Часто писали «на полку» – без передачи в эфир, для будущего, а может быть, и из страха перед этим будущим, которое может призвать к ответу. Но факт остается фактом: к концу 40-х годов в фондах радио числилось около 12 спектаклей в постановке Таирова.

Об этом же свидетельствует и Коонен в своих мемуарах: «В Камерном театре, естественно, я участвовала в записи спектаклей, и, таким образом, мои роли были записаны, но, к большому моему горю, все записи Камерного театра исчезли бесследно вместе с последним закрытием его занавеса».

 

Во второй половине 50-х годов Коонен дебютировала в оригинальном радиоспектакле о жизни и творчестве Шарля Гуно. Спектакль имел широкий резонанс, великолепные отзывы в прессе -возникало опущение, что газеты хотя бы таким образом решили принести извинения великой актрисе за многолетнее умолчание. Коонен обрадовалась и договорилась о записи «хотя бы фрагментов, крупиц из спектаклей Камерного театра».

За пять лет, с 1955 по 1961 год, были увековечены отдельные сцены из «Оптимистической трагедии», из «Без вины виноватых», «Египетских ночей», «Федры», «Антония и Клеопатры» и большая композиция спектакля «Мадам Бовари », которая потребовала долгой работы, около трех месяцев.

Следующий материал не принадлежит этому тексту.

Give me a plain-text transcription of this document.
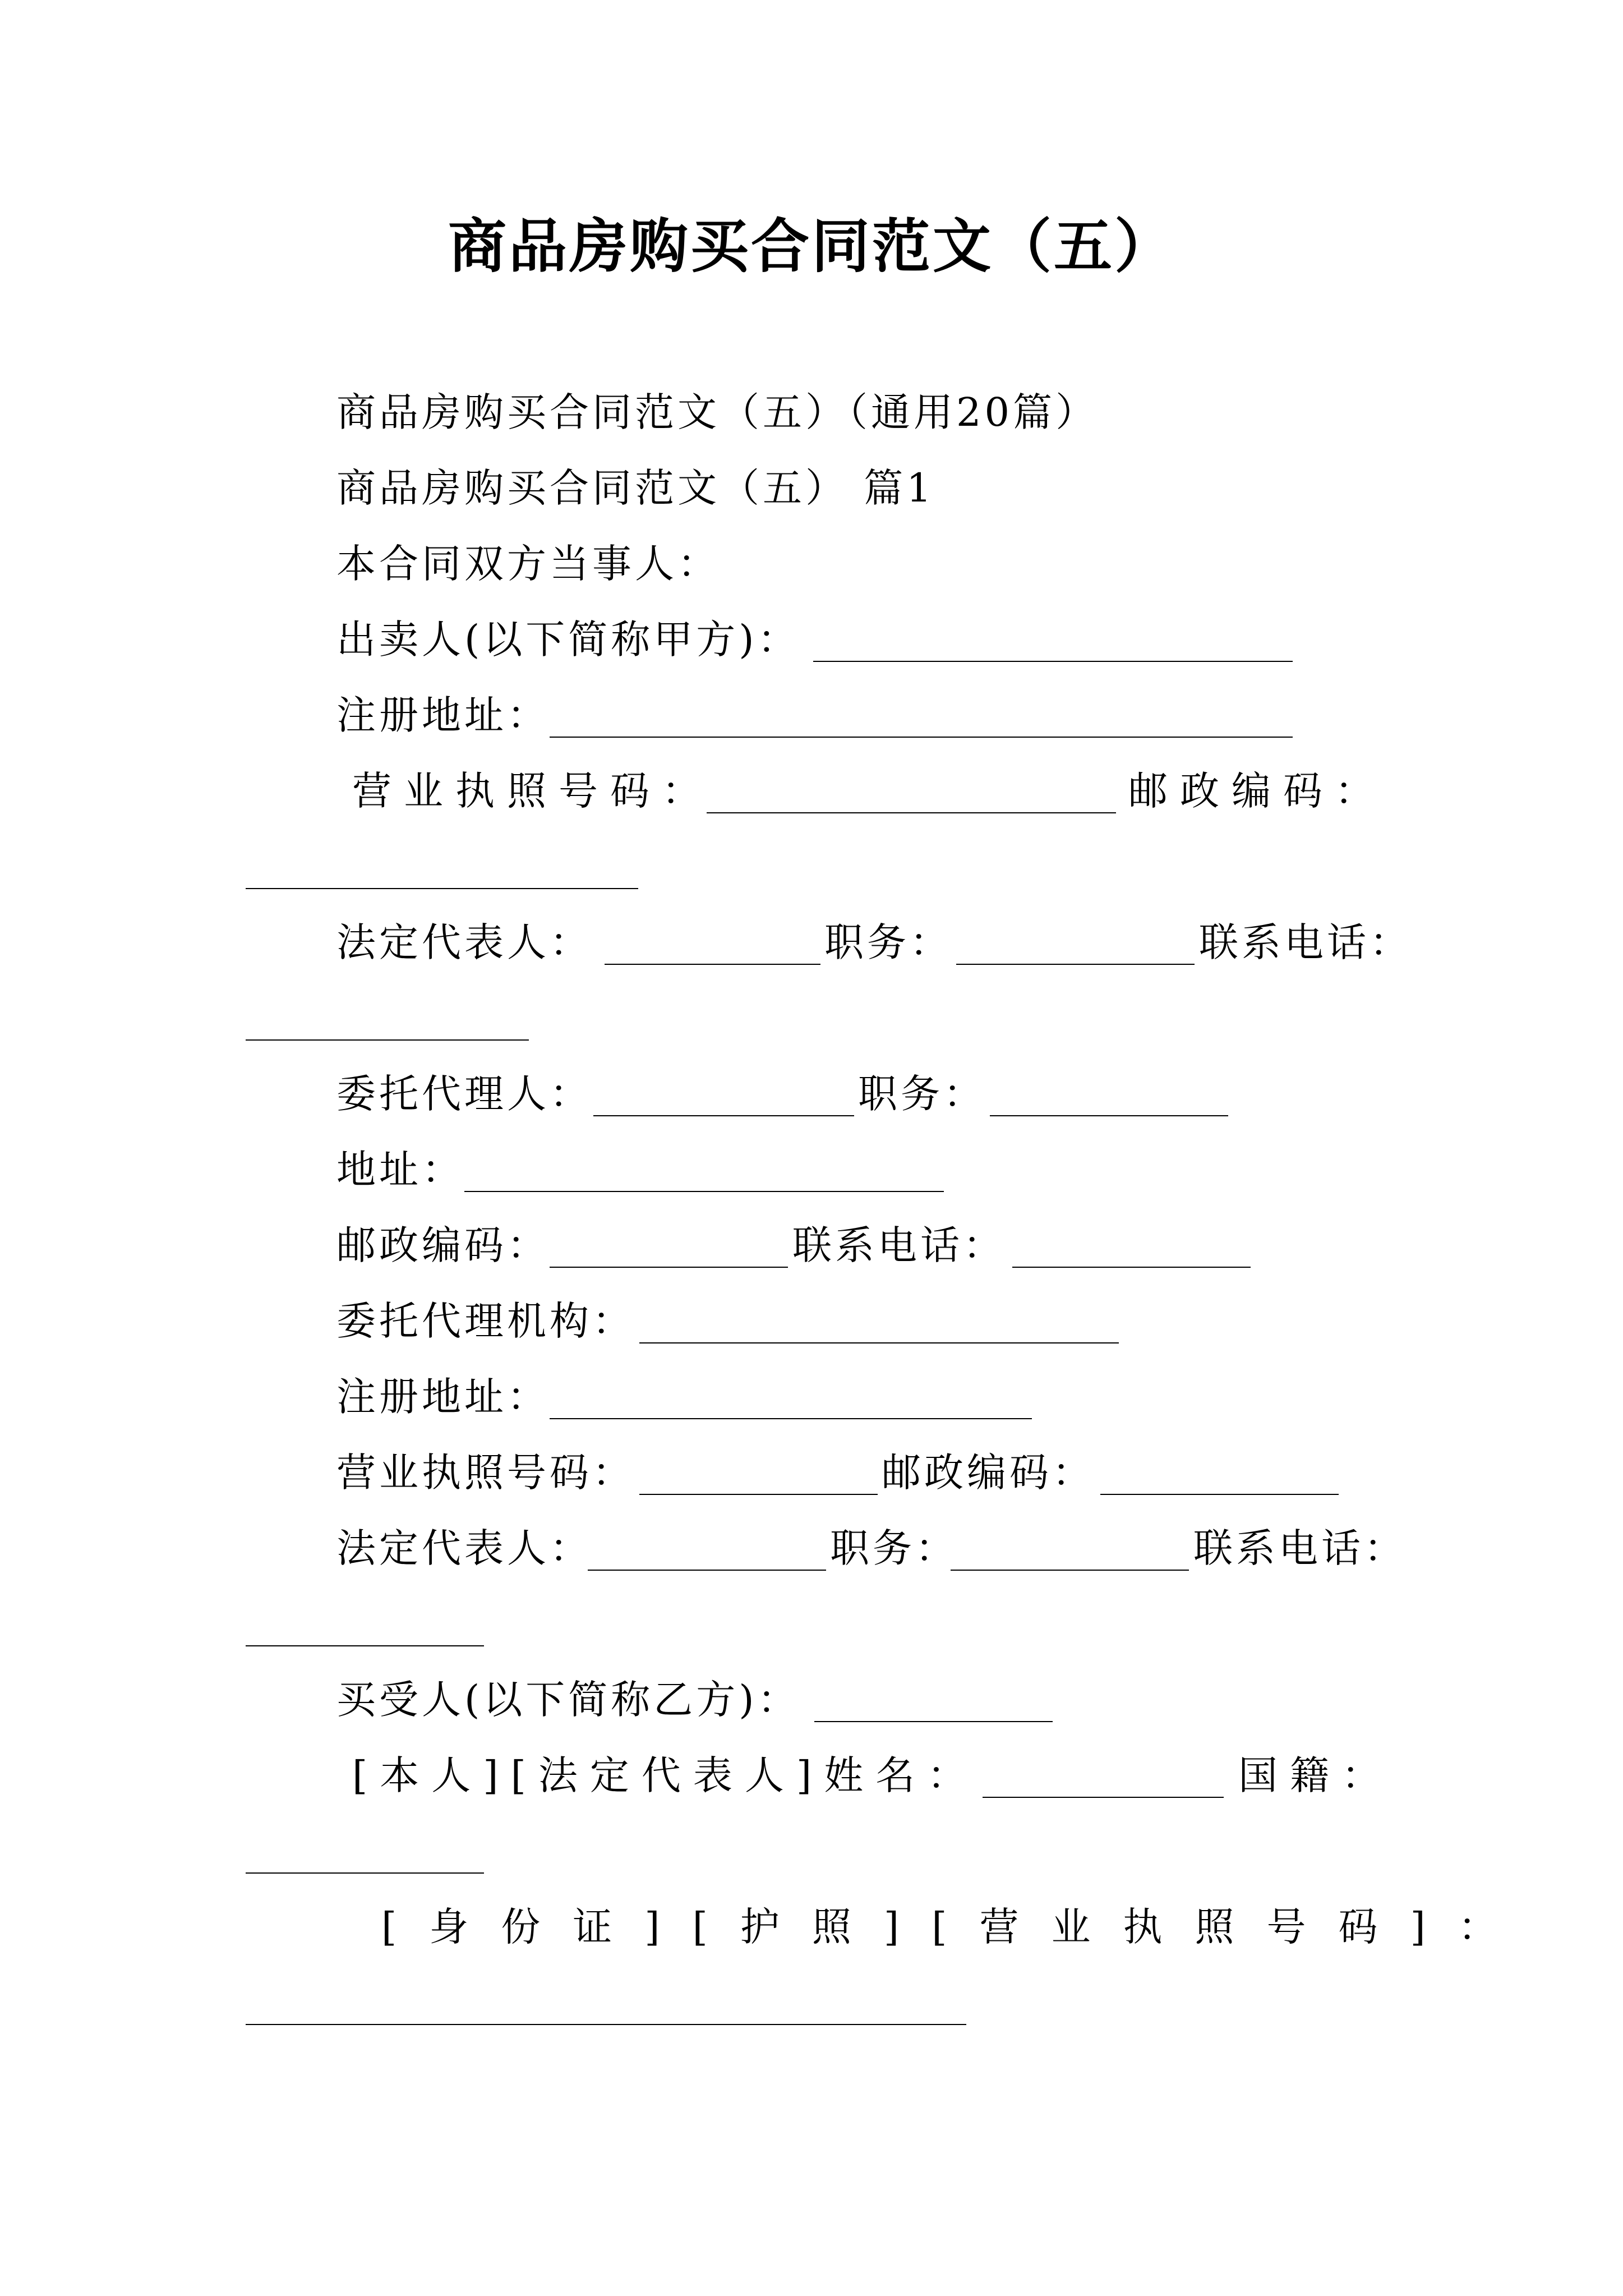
商品房购买合同范文（五）
商品房购买合同范文（五）（通用20篇）
商品房购买合同范文（五） 篇1
本合同双方当事人：
出卖人(以下简称甲方)：
注册地址：
营业执照号码：	邮政编码：
法定代表人：	职务：	联系电话：
委托代理人：	职务：
地址：
邮政编码：	联系电话：
委托代理机构：
注册地址：
营业执照号码：	邮政编码：
法定代表人：	职务：	联系电话：
买受人(以下简称乙方)：
[本人][法定代表人]姓名：	国籍：
[身份证][护照][营业执照号码]：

Потом она читала у микрофона стихи и прозу. Но силы и жизнь были уже на исходе...

На рубеже 80-х годов «золотой фонд» Радиокомитета в очередной раз «чистили» – по личному указанию тогдашнего председателя С.Г. Лапина. О нем говорили как о большом любителе поэзии и музыки. Акты на списание он визировал лично. В число «ненужных» и «устаревших», то есть подлежащих уничтожению, попали и некоторые записи Алисы Георгиевны Коонен, в частности та самая передача о Шарле Гуно и еще несколько программ, сделанных актрисой с профессором Консерватории Константином Христофоровичем Аджемовым, пригласившим опальную актрису в радиостудию. Рука любителя поэзии и музыки не дрогнула.

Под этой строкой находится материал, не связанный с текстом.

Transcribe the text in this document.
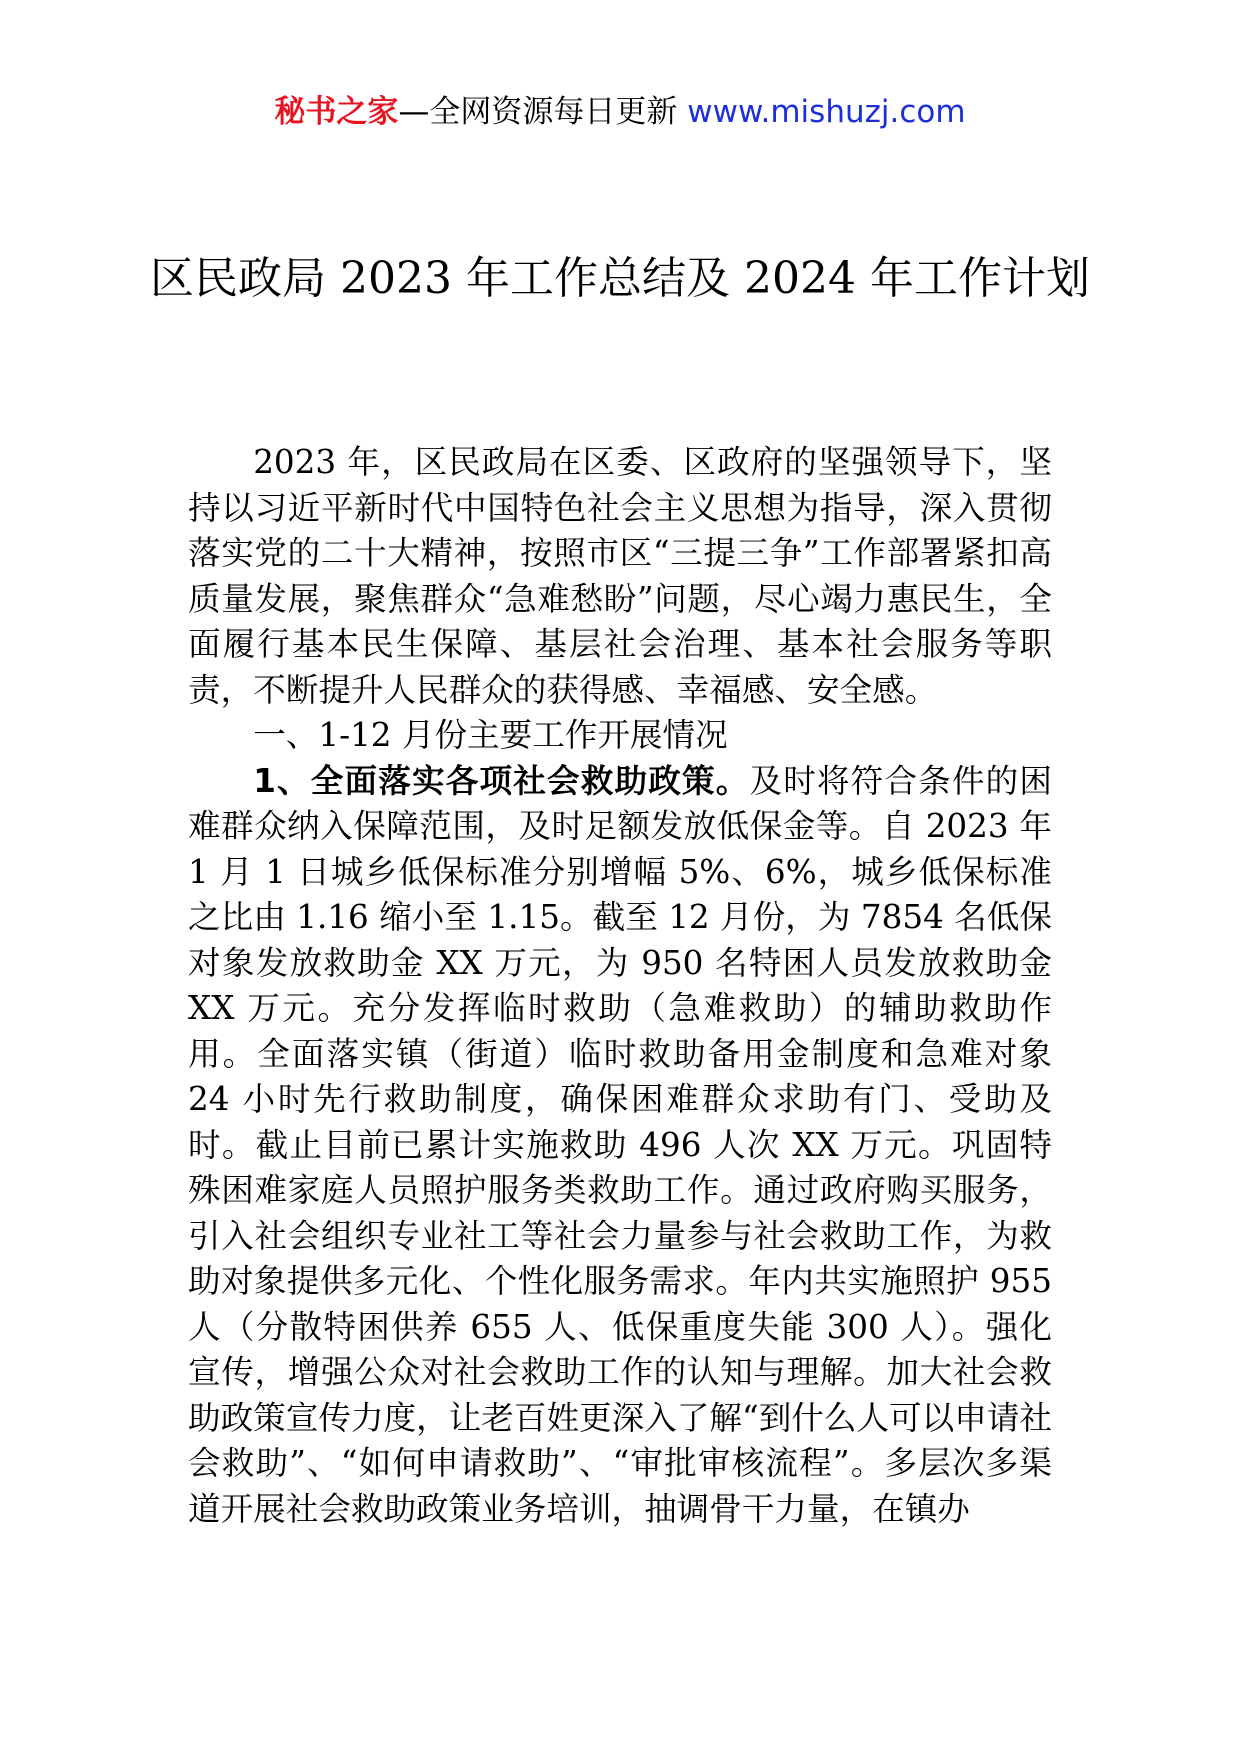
秘书之家—全网资源每日更新 www.mishuzj.com
区民政局 2023 年工作总结及 2024 年工作计划

2023 年，区民政局在区委、区政府的坚强领导下，坚持以习近平新时代中国特色社会主义思想为指导，深入贯彻落实党的二十大精神，按照市区“三提三争”工作部署紧扣高质量发展，聚焦群众“急难愁盼”问题，尽心竭力惠民生，全面履行基本民生保障、基层社会治理、基本社会服务等职责，不断提升人民群众的获得感、幸福感、安全感。

一、1-12 月份主要工作开展情况

1、全面落实各项社会救助政策。及时将符合条件的困难群众纳入保障范围，及时足额发放低保金等。自 2023 年 1 月 1 日城乡低保标准分别增幅 5%、6%，城乡低保标准之比由 1.16 缩小至 1.15。截至 12 月份，为 7854 名低保对象发放救助金 XX 万元，为 950 名特困人员发放救助金 XX 万元。充分发挥临时救助（急难救助）的辅助救助作用。全面落实镇（街道）临时救助备用金制度和急难对象 24 小时先行救助制度，确保困难群众求助有门、受助及时。截止目前已累计实施救助 496 人次 XX 万元。巩固特殊困难家庭人员照护服务类救助工作。通过政府购买服务，引入社会组织专业社工等社会力量参与社会救助工作，为救助对象提供多元化、个性化服务需求。年内共实施照护 955 人（分散特困供养 655 人、低保重度失能 300 人）。强化宣传，增强公众对社会救助工作的认知与理解。加大社会救助政策宣传力度，让老百姓更深入了解“到什么人可以申请社会救助”、“如何申请救助”、“审批审核流程”。多层次多渠道开展社会救助政策业务培训，抽调骨干力量，在镇办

Но «Чайка» осталась. Полностью!

И кстати, не в одиночестве. Есть записи еще двух послевоенных таировских спектаклей – «Ветер с юга» Эльмара Грина и «Жизнь в цитадели» А. Якобсона. Но это пьесы-однодневки, в первой Коонен вообще не играла, во второй у нее была роль эпизодического плана; ни по сюжету, ни по своим художественным достоинствам эти работы не привлекают. Я уверен, что и хранились они многие годы лишь благодаря политическим пристрастиям консервативного руководства радио.